New Jersey Democrats Fast Track Marriage Equality



Democratic leaders in the New Jersey legislature said Monday that they planned to introduce marriage equality legislation this week and would make the push in the Senate and Assembly their top priority. The announcement appeared to position the legislature for a showdown with Gov. Chris Christie, who has promised to veto any such measure, and the dynamics of their confrontation could signal a louder national conversation around marriage equality during a presidential election year.

The leaders announced their intentions at an afternoon news conference in Trenton, where the new legislative session will begin tomorrow. The bill, known as the “Freedom of Religion and Equality in Civil Marriage Act,” will be introduced Tuesday with the symbolic designation of S-1 to indicate its status as the first order of business. Senate president Steve Sweeney, Majority Leader-Elect Loretta Weinberg, and Sen. Raymond Lesniak will serve as prime sponsors.

The support from Senator Sweeney marks a significant new advantage for the legislation, according to advocates. He declined to vote on the measure in 2010 when it failed by a 20-14, and has since called his abstention the biggest regret of his political career. Then governor Jon Corzine had promised to sign the bill if it reached his desk.

“This is about doing what’s right and ensuring full equal and civil rights for all New Jerseyans,” said Sweeney. “Two years ago, I made a mistake in abstaining on marriage equality — a mistake that means same-sex couples continue to be denied the very basic civil right to live their lives as they wish. But today isn’t about me correcting my mistake, it’s about correcting a mistake for thousands of loving couples across the state who want nothing more than to be treated equally as their neighbors.”

A statement from Sweeney’s office said that he anticipated bipartisan support for the legislation. He plans to direct the judiciary committee to put the bill on an expedited hearing schedule so the full Senate can take up the measure as soon as possible.

Leaders also plan to fast-track the measure in the Assembly, where the bill will be known as A-1. Assembly speaker Sheila Oliver, the first African-American woman to lead that chamber, pledged to move the bill in a statement that compared the lack of equal marriage recognition to racial segregation.

“This is the same wrong message we heard from segregation laws,” she said. “Separate treatment was wrong then. And separate treatment is wrong now. That’s why I am committed this session to posting marriage equality legislation and making its passage a priority as soon as possible.”

If sponsors succeed in passing the bill this session, they face the prospect of a veto by Governor Christie, a popular Republican with a national profile. It is unclear whether the legislature would be able to muster the two-thirds majority required to override his veto.

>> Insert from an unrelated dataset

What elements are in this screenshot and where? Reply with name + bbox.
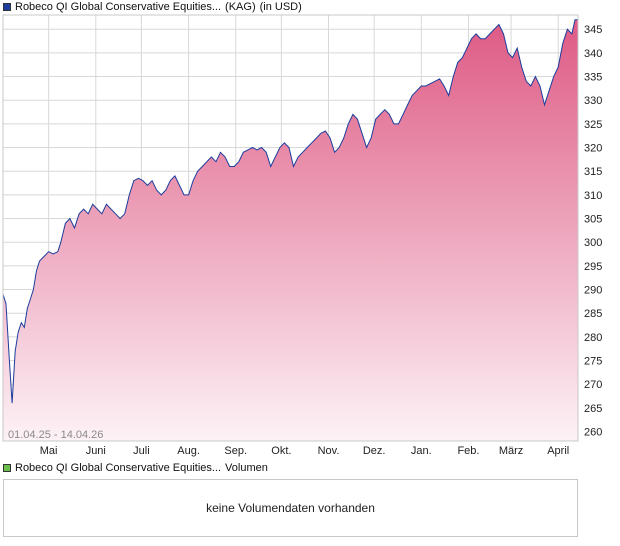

Christie, who will deliver his annual State of the State address Tuesday, has not yet committed on the legislation, but Senator Sweeney expressed hope that the first-time executive would refrain from vetoing any measure that reaches his desk.

“If the governor cannot raise himself by signing a law to ensure a basic civil right for all residents, we would hope that he would not lower himself by vetoing it,” said Sweeney.

Assembly member Reed Gusciora, the first openly gay member of the legislature, who will carry the bill in his chamber, spoke bluntly to national politics in his statement. Governor Christie has been traveling to early-voting states on behalf of Republican presidential candidate Mitt Romney, who supports a federal constitutional amendment that would ban same-sex marriages.

“In recent months, Governor Christie has been to four out of the six states that recognize same-sex marriages: Iowa, New Hampshire, New York and Massachusetts,” said Gusciora. “Moreover, when he visits Washington DC he is in a city that also recognizes such relationships. And in none of these places, has he seen any diminishment of the institution of marriage other than perhaps when he is in the presence of Newt Gingrich.”

Depending on when the bill passes and whether or not a potential veto can be overcome, New Jersey, with its population of 9 million, could become the seventh state in the nation to enact marriage equality, following its neighbor New York. Last week Washington governor Chris Gregoire announced her intention to prioritize marriage equality legislation this session, and Gov. Martin O’Malley of Maryland has also promised to push for a bill this year.